Has making music for a living ever not been tough?
Fair.
> I think that argument is further hampered (taylor being an exception) by the fact that most pop stars already don't write their own songs.
That accounts for the big artists on the radio (yes some people listen to that). But, what about everyone else? I would posit that most artists (the one-hit wonders, the ones without radio success, etc.) write their own songs. It seems like there's such acts who make a go of it just fine, who write their own songs and really nail the connection with fans. I would point to a regional band near me: Mr. Blotto.
There's some very impressive youtubers who are claiming to be generating new music with AI. The one I listen to the most I very much doubt has everything 100% generated - he probably generates a bunch of melodies and other bits of track and stiches the best candidates together. They do crank out a new album basically every 2 weeks though - and has just a scant few thousand followers. They are not making money, but the music is pretty on par with bands which sell hundreds of thousands or millions of albums.
This is part of what makes me think it's the people who can cultivate the mythos, the personality, the whole experience, who are going to be the big winners in the AI music economy. Sure, maybe Gorillaz obfuscates the identity of the artists (side note: do they though? it's well known to be a supergroup), but it still is a curated experience that human creativity was leveraged to create the whole experience.
We should be careful not to conflate the affects of copyright to the affects of advertising.
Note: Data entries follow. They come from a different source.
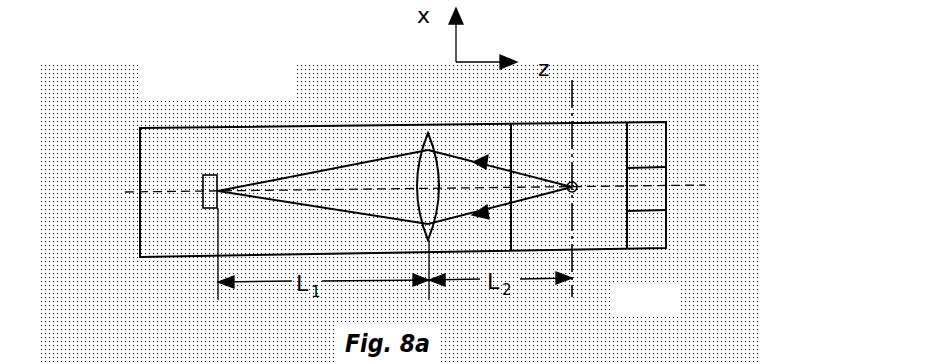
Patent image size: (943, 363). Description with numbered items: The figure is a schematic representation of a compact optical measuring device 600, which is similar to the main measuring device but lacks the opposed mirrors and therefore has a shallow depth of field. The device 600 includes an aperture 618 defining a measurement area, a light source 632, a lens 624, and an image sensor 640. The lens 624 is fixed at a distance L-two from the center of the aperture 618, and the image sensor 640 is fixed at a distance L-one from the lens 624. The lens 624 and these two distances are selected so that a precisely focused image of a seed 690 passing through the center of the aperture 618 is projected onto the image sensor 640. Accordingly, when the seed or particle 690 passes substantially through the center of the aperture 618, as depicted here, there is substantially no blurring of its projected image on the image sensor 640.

The compact optical measuring device 600 is at (758, 107).
The aperture 618 is at (587, 132).
The lens 624 is at (420, 152).
The light source 632 is at (650, 187).
The image sensor 640 is at (203, 175).
The seed 690 is at (575, 192).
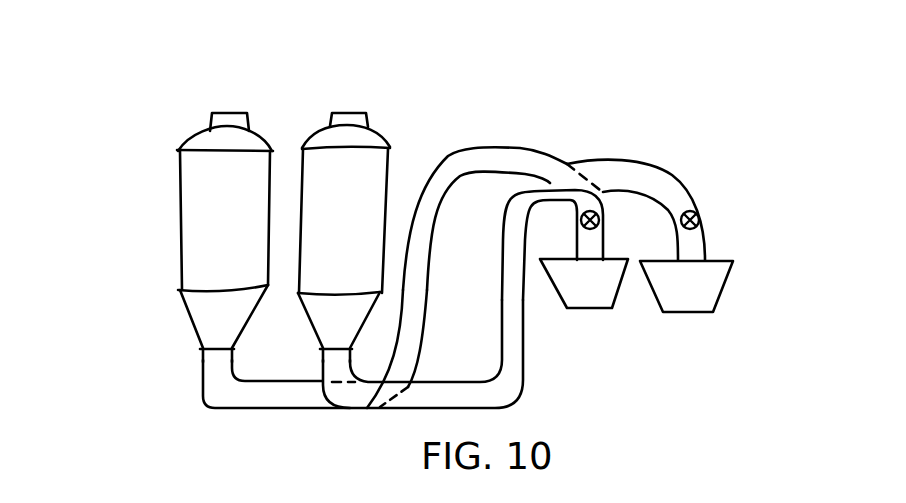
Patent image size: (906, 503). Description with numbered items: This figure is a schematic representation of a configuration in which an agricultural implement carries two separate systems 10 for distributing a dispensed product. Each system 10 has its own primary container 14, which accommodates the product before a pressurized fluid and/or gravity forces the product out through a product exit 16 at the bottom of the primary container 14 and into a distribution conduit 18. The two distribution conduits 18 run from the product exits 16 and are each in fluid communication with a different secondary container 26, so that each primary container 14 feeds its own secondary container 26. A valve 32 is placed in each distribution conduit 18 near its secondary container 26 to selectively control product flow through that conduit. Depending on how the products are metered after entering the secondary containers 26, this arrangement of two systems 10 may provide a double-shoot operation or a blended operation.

The system 10 is at (420, 138).
The primary container 14 is at (176, 212).
The product exit 16 is at (203, 345).
The distribution conduit 18 is at (222, 408).
The secondary container 26 is at (595, 312).
The valve 32 is at (601, 208).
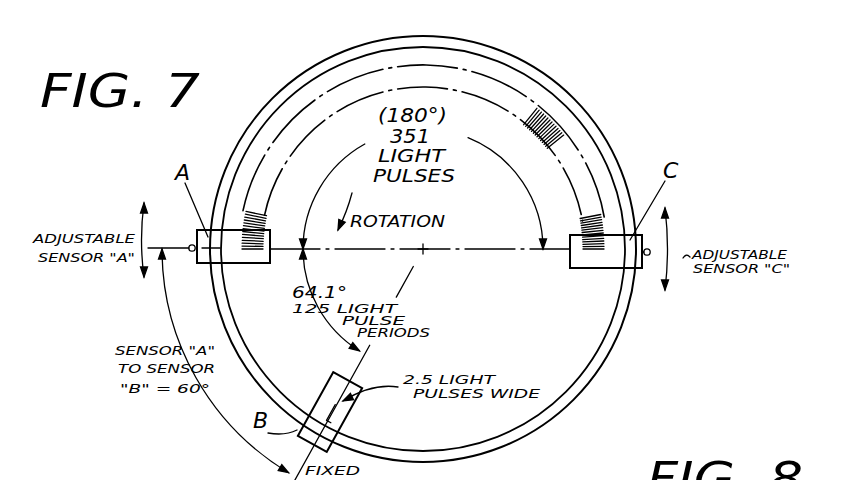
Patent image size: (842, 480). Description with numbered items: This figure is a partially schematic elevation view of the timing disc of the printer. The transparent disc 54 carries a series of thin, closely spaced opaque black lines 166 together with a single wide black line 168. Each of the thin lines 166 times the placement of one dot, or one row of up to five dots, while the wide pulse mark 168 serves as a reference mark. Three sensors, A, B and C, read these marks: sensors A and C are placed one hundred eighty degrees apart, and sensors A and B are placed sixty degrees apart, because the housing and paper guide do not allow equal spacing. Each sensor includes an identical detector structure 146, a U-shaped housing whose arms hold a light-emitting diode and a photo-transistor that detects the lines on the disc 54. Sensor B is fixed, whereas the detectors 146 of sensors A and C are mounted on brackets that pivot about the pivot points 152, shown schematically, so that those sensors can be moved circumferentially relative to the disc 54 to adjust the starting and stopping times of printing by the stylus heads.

The transparent disc 54 is at (573, 352).
The detector structure 146 is at (603, 267).
The pivot point 152 is at (190, 252).
The thin opaque black lines 166 is at (310, 100).
The wide black line 168 is at (342, 400).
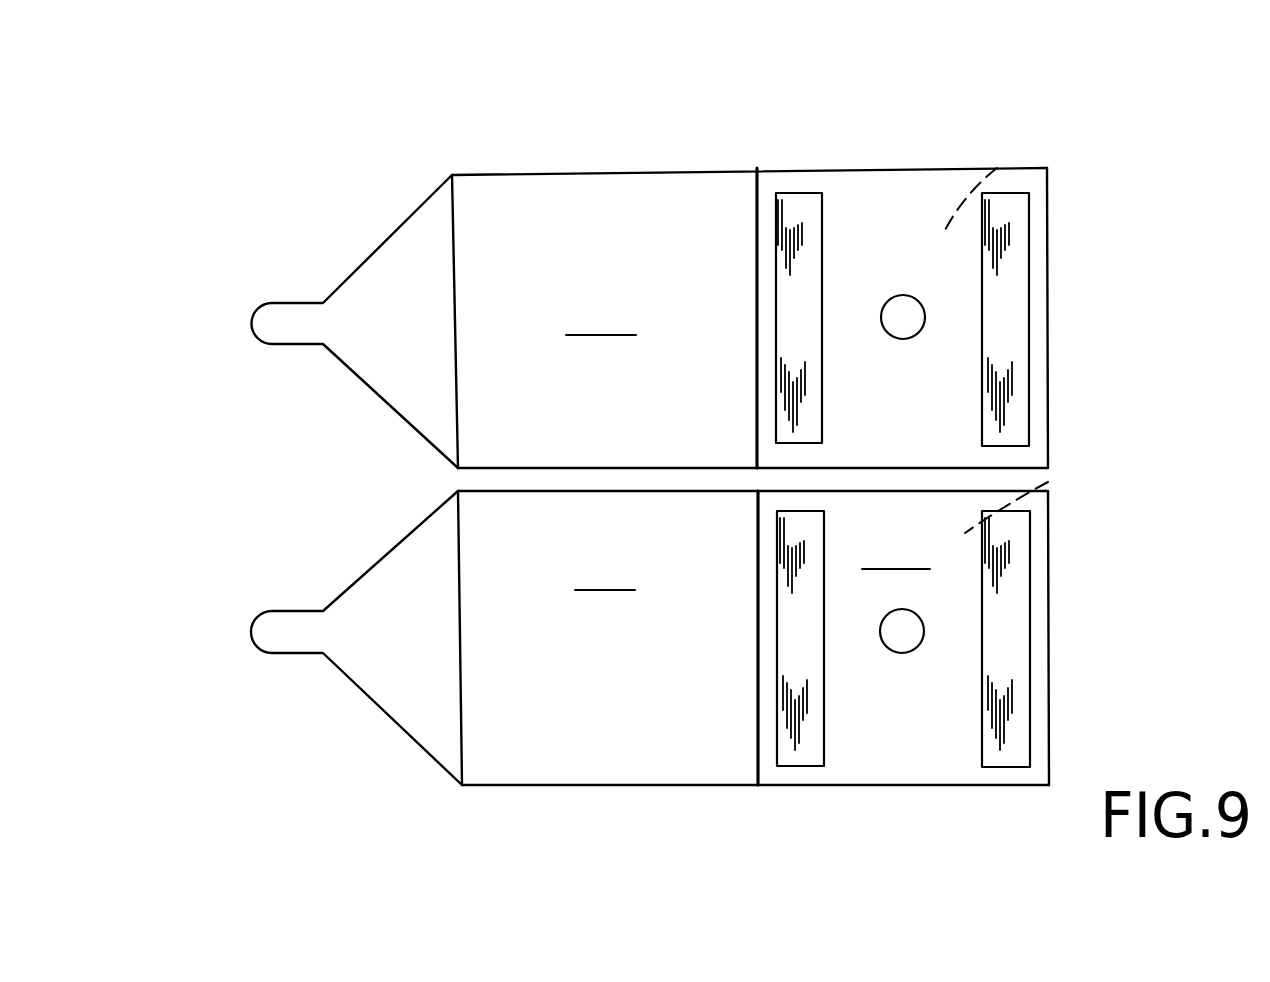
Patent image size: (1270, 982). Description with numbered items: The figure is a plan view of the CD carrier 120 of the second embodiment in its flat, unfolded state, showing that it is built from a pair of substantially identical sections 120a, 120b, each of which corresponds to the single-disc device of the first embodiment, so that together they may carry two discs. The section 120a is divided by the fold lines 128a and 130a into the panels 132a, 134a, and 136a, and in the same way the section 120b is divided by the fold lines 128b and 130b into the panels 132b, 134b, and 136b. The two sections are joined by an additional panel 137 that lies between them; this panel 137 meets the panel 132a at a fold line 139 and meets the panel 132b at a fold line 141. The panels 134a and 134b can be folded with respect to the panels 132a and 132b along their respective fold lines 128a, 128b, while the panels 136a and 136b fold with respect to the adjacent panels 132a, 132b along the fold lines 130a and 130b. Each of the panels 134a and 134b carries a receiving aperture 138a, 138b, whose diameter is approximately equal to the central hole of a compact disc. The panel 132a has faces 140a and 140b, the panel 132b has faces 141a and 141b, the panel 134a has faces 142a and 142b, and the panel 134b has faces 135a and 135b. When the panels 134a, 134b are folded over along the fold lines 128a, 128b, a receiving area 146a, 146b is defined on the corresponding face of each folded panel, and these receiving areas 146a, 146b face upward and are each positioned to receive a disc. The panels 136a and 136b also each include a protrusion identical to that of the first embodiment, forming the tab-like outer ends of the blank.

The CD carrier 120 is at (1050, 83).
The section 120a is at (1050, 610).
The section 120b is at (1048, 313).
The fold line 128a is at (757, 652).
The fold line 128b is at (757, 280).
The fold line 130a is at (463, 688).
The fold line 130b is at (455, 250).
The panel 132a is at (572, 743).
The panel 132b is at (615, 220).
The panel 134a is at (915, 732).
The panel 134b is at (897, 203).
The face 135a is at (927, 205).
The face 135b is at (997, 168).
The panel 136a is at (395, 673).
The panel 136b is at (405, 263).
The additional panel 137 is at (495, 477).
The receiving aperture 138a is at (925, 627).
The receiving aperture 138b is at (923, 307).
The fold line 139 is at (525, 492).
The face 140a is at (617, 572).
The face 140b is at (563, 693).
The fold line 141 is at (545, 466).
The face 141a is at (602, 317).
The face 141b is at (565, 250).
The face 142a is at (902, 550).
The face 142b is at (1048, 482).
The receiving area 146a is at (942, 668).
The receiving area 146b is at (932, 388).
It's going to take centuries to undo the damage wracked by IP-supported private enterprise. And now we also have to put up with fucking chatbots. This is the worst timeline.
edit: i'm serious. many americans would be much happier taking this option if they knew it existed. i may take it myself
You are free to copy bytes as you see fit, and the internet treats them identically whether they are random noise or whether a codec can turn them into music, film, books, or whatever inspires you.
The problem is that some humans, justifying their behavior by claiming it as "official", may act out with violence against you if they (rightly or wrongly, that's important to note) perceive that your actions are causing the internet to copy bytes to which they object.
Enduring nonviolence is likely yet ahead as consensus grows over the end of the legitimacy of these legacy states.